Fahrerassistenzsysteme

Kamera-Monitor-Systeme: Entspiegelt

| Autor / Redakteur: Gernot Goppelt / Thomas Günnel

Der elektronische Rückspiegel im BMW i8 ist etwas größer als ein konventioneller Innenspiegel.
Der elektronische Rückspiegel im BMW i8 ist etwas größer als ein konventioneller Innenspiegel. (Foto: Fabian Kirchbauer)

Kamera-Monitor-Systeme könnten schon in wenigen Jahren den klassischen Außenspiegel ersetzen. Dabei geht es nicht nur um eine bessere Aerodynamik oder verbesserte Sicht: Der elektronische Außenspiegel ist ein weiterer Baustein vernetzter Fahrzeugtechnik.

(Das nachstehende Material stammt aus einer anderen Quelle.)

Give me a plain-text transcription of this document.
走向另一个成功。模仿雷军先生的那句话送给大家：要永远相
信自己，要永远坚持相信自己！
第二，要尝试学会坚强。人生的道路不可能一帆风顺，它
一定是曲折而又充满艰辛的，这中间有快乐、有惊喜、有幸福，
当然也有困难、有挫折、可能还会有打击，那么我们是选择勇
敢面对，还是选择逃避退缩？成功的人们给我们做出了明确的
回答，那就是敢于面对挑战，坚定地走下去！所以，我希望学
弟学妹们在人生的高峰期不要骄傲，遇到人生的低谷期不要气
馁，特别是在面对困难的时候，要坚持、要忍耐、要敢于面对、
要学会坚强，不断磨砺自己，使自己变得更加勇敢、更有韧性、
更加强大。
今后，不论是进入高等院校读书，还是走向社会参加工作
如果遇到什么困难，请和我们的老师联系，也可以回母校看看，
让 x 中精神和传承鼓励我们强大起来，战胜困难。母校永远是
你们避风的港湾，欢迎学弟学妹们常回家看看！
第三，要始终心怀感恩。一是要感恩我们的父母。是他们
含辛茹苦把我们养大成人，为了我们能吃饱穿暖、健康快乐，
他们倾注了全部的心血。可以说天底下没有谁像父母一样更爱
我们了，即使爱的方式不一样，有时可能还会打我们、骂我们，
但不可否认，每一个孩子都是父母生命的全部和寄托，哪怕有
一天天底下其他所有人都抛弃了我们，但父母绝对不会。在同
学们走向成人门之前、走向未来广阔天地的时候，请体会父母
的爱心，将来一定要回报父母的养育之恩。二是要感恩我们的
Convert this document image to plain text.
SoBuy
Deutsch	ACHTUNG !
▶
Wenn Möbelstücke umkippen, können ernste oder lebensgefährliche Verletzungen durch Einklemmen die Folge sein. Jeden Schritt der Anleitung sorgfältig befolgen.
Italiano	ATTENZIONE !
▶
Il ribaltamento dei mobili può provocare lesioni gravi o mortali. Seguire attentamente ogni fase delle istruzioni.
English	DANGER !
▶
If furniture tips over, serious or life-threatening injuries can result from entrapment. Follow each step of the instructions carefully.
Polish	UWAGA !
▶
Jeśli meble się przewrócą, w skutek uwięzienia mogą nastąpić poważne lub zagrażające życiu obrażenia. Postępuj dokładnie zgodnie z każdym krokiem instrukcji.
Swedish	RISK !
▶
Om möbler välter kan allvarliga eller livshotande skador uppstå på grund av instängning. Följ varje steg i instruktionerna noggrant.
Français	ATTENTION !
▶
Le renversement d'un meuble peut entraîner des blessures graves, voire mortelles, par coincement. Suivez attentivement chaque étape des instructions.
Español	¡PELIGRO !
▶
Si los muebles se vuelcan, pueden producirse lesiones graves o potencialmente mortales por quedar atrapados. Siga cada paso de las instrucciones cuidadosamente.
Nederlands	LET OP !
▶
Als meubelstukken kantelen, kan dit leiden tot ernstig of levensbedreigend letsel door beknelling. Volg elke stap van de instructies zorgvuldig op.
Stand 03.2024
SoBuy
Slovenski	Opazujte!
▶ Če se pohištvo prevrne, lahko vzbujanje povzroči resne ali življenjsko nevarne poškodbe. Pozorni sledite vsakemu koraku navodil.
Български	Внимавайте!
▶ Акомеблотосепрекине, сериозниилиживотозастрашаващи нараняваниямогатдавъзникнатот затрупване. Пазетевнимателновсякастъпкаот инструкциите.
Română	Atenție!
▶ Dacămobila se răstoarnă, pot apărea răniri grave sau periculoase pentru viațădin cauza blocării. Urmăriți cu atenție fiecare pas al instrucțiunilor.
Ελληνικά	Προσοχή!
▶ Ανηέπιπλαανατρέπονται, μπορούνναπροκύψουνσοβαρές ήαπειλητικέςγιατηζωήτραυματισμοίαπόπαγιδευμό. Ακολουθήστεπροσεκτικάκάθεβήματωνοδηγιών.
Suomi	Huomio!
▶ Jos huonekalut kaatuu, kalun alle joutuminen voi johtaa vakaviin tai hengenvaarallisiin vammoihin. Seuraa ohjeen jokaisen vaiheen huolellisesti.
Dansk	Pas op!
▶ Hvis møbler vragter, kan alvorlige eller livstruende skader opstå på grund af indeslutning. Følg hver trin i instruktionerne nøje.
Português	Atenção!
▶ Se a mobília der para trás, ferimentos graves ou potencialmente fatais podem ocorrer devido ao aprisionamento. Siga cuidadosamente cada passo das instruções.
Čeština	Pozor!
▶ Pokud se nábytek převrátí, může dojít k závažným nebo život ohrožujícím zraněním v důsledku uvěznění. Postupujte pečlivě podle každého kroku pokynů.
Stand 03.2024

Außenspiegel sind schon länger im Visier der Aerodynamiker, sie stellen sich beim Bemühen um weniger Verbrauch sprichwörtlich quer. Eine Alternative sind kleine Kameras in Verbindung mit Displays im Innenraum. BMW präsentierte auf der CES in Las Vegas die Vorzüge der Technik: Am BMW i8 Mirrorless sind zwei kleine Kameras anstelle der beiden Außenspiegel montiert, dazu eine weitere Kamera am oberen Rand der Heckscheibe. Die Bilder werden anstelle des Innenspiegels auf einem freischwebenden Display zusammengeführt und dargestellt. Die Kameras erlauben ein Bild zusammenzusetzen, das einen größeren Blickwinkel erfasst, als es ein konventioneller Spiegel könnte. Situationsbedingt lassen sich Warnhinweise ergänzen, oder der Blickwinkel einer bestimmten Verkehrssituation anpassen. Allerdings muss genau abgewogen werden, wann Kameras und Displays eine sinnvolle Alternative zum althergebrachten Spiegel aus Glas sind. Kamera-Monitor-Systeme ermöglichen eine Kontrast- und Helligkeitskorrektur, können Gegenlicht kompensieren und bieten eine freie Blickwinkelwahl.

Sie haben aber auch Nachteile: Artefakte oder Nachzieheffekte, verschmutzte Kameras – oder gar ein kompletter Systemausfall mangels Strom, wegen Kälte oder elektromagnetischer Störungen. Continental hat verschiedene Techniken vorgestellt, die Außen- und Innenspiegel ersetzen könnten. Als einen wichtigen Vorteil nennt Marc Simon, Projektleiter Mirror Replacement bei Conti Chassis&Safety, die Möglichkeit zur Objekterkennung und -klassifikation für zukünftige ADAS-Funktionen. Continental sieht „digitale Spiegel“ als Teil einer Mensch-Maschine-Schnittstelle, bei der die vorhandene Hardware und Software durch Vernetzung dynamisch an die Bedürfnisse des Fahrers angepasst wird. Hier liegt auch perspektivisch ein großer Nutzen. Denn Camera Monitor Systems (CMS) dienen nicht nur einer besseren Aerodynamik oder einer besseren optischen Darstellung. Sie sind Teil einer umfassenden Umgebungserkennung und -auswertung und gehen in ihrer Funktion über die eines Spiegels weit hinaus. Anders ließe sich auch der im Vergleich immens hohe Aufwand kaum rechtfertigen.